Tissue deformation and stretch-activated currents (ISAC) exert a feedback on cardiac electrical function (mechano-electrical feedback). The effects of stretch on conduction velocity (CV) and their modulation by ISAC are still debated. We investigated the dependence of CV on passive tissue deformation and its modulation by ISAC in cultured cardiomyocyte strands and simulation studies.Strands of neonatal rat ventricular myocytes were cultured on deformable substrates. CV was measured optically under control conditions, upon 10% shortening and 10% lengthening. Simulations were conducted in fibers of ten Tusscher et al. model cells. A quadratic dependence of myoplasmic resistance on cell length was incorporated and gap junctional resistance (equal to myoplasmic resistance under control conditions) was assumed to be unaffected. ISAC was implemented as a constitutively active non-specific monovalent cation current with a nonlinear dependence on deformation.In cultured strands, CV decreased by 3.0% upon 10% shortening and increased by 3.9% upon 10% lengthening (n=25).

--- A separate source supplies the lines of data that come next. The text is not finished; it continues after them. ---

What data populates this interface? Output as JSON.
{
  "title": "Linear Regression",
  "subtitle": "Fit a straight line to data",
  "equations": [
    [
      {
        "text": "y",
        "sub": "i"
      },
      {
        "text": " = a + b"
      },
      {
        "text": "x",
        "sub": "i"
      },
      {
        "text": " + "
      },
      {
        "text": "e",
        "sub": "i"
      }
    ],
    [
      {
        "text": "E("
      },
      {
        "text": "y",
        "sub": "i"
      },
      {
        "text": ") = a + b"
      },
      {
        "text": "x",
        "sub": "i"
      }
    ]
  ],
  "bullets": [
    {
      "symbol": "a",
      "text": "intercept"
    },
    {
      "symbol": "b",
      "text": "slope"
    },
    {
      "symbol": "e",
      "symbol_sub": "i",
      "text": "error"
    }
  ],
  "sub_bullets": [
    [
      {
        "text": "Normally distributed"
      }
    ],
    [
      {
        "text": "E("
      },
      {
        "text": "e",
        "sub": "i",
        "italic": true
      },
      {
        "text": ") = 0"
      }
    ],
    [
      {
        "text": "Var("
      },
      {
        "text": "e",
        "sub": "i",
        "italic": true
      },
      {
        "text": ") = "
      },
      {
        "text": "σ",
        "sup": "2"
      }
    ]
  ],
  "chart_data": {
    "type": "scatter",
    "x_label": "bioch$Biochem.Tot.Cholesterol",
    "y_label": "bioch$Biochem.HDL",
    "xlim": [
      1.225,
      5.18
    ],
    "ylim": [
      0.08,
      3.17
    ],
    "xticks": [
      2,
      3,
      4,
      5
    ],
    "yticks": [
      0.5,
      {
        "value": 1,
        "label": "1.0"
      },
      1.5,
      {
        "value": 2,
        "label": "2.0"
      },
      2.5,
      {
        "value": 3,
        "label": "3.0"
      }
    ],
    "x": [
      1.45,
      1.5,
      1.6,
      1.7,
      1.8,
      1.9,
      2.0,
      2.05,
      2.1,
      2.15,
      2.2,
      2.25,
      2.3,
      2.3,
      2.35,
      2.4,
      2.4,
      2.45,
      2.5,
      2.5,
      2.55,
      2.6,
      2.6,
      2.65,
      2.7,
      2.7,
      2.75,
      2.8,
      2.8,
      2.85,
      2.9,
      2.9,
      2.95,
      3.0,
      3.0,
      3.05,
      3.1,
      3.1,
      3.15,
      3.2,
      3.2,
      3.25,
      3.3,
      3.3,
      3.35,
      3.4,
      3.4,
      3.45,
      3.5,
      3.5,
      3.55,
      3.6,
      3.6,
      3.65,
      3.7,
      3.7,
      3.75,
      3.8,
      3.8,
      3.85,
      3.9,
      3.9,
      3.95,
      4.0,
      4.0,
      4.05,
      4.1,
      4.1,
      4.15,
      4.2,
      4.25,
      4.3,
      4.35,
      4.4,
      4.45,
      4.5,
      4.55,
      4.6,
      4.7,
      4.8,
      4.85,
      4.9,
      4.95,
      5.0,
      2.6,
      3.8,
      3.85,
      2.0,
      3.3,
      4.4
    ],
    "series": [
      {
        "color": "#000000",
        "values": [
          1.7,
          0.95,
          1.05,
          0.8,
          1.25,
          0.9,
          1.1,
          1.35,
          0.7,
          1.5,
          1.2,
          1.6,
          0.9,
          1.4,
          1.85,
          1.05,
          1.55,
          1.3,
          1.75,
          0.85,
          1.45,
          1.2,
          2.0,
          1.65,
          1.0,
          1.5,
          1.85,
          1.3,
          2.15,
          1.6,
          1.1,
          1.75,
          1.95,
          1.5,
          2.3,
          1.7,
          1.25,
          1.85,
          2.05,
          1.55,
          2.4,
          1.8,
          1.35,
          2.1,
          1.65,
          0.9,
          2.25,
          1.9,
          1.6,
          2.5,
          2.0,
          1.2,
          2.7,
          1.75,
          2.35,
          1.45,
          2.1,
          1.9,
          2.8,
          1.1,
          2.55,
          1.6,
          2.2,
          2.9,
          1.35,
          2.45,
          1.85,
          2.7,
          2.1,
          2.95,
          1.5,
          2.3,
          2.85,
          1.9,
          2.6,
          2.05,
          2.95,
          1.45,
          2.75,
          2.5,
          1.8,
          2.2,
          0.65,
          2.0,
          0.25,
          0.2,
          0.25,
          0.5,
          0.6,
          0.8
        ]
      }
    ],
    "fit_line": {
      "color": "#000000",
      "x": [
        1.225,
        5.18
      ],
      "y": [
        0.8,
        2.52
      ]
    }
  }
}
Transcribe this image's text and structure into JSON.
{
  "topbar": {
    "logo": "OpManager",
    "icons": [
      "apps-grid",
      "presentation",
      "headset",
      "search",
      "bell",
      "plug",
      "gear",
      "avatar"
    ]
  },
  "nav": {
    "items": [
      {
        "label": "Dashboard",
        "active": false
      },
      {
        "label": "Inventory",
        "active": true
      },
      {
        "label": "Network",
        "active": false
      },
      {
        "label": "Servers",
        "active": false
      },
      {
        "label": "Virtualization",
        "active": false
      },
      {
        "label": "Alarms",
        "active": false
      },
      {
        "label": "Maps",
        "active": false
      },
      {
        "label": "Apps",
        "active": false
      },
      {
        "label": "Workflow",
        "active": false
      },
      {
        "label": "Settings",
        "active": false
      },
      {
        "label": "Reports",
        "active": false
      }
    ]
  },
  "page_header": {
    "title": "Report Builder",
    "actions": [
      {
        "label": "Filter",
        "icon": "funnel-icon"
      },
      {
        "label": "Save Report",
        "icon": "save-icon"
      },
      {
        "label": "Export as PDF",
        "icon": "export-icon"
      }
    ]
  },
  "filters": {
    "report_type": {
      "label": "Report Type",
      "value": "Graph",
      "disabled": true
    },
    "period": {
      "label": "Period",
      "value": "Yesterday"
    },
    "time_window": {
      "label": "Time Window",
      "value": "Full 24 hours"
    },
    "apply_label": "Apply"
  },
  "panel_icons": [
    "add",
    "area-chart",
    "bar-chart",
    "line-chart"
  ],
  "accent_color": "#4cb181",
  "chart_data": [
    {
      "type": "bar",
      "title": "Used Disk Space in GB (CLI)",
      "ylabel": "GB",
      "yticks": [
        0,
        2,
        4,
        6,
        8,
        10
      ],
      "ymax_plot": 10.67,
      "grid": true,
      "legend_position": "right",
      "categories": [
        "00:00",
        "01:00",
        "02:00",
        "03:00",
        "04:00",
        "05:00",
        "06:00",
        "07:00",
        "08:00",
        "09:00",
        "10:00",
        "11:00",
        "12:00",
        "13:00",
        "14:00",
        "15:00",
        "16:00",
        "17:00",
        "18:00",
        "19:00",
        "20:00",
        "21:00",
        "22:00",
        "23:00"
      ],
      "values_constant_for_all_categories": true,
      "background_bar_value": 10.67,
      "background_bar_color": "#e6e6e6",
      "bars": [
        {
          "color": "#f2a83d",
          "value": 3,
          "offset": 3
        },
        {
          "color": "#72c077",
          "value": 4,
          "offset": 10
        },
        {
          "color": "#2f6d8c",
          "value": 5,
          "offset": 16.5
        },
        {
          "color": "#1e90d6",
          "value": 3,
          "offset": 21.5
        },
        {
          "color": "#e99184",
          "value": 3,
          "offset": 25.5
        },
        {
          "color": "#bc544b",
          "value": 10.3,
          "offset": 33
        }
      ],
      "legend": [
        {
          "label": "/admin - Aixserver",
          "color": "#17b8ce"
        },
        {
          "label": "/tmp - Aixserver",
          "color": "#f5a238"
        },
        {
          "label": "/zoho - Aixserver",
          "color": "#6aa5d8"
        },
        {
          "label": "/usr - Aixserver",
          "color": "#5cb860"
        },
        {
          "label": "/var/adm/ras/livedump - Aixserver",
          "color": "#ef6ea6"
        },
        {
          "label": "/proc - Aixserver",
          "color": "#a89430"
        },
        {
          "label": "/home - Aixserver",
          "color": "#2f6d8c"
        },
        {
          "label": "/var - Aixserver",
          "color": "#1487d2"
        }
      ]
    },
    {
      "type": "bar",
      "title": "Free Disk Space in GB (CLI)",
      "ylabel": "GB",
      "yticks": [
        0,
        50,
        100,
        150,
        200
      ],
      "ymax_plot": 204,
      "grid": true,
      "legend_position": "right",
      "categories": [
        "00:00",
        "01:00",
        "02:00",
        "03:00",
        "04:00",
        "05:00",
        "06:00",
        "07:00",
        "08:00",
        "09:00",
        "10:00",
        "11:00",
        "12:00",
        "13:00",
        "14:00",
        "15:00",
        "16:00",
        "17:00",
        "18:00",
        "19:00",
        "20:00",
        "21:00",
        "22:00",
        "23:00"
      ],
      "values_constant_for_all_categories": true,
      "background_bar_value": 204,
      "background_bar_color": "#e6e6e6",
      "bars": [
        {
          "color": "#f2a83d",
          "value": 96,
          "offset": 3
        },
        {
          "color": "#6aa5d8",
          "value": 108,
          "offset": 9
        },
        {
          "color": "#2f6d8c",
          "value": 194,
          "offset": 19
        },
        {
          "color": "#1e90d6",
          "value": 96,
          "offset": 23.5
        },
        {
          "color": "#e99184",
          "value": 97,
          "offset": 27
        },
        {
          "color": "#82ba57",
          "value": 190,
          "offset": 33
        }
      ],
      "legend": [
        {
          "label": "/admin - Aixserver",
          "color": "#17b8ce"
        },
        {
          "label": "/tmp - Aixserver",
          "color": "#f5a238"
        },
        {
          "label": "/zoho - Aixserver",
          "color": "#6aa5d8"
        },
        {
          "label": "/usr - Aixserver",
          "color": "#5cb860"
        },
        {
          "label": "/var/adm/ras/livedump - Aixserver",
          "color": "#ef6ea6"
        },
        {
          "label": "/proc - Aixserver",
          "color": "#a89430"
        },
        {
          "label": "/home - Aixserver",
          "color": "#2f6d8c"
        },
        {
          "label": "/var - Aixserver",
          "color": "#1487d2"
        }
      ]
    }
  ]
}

In simulated fibers without ISAC, CV decreased by 5.1% and increased by 4.2% upon 10% shortening and 10% lengthening, respectively, in agreement with the experiments. When ISAC was incorporated at previously reported levels, it caused a slight resting membrane depolarization by ∼1 mV in undeformed fibers, but no major alteration of the CV behavior (4.8% decrease at 10% shortening; 3.9% increase at 10% lengthening). At large ISAC levels causing substantial membrane depolarization (≥5 mV) and inactivation of the Na+ current, the dependence of CV on tissue deformation was blunted or even inverted, with lengthening causing conduction slowing.Thus, during length changes of ±10%, axial tissue resistance and ISAC modulate conduction in opposite directions. However, at physiological ISAC levels, CV is primarily determined by axial tissue resistance.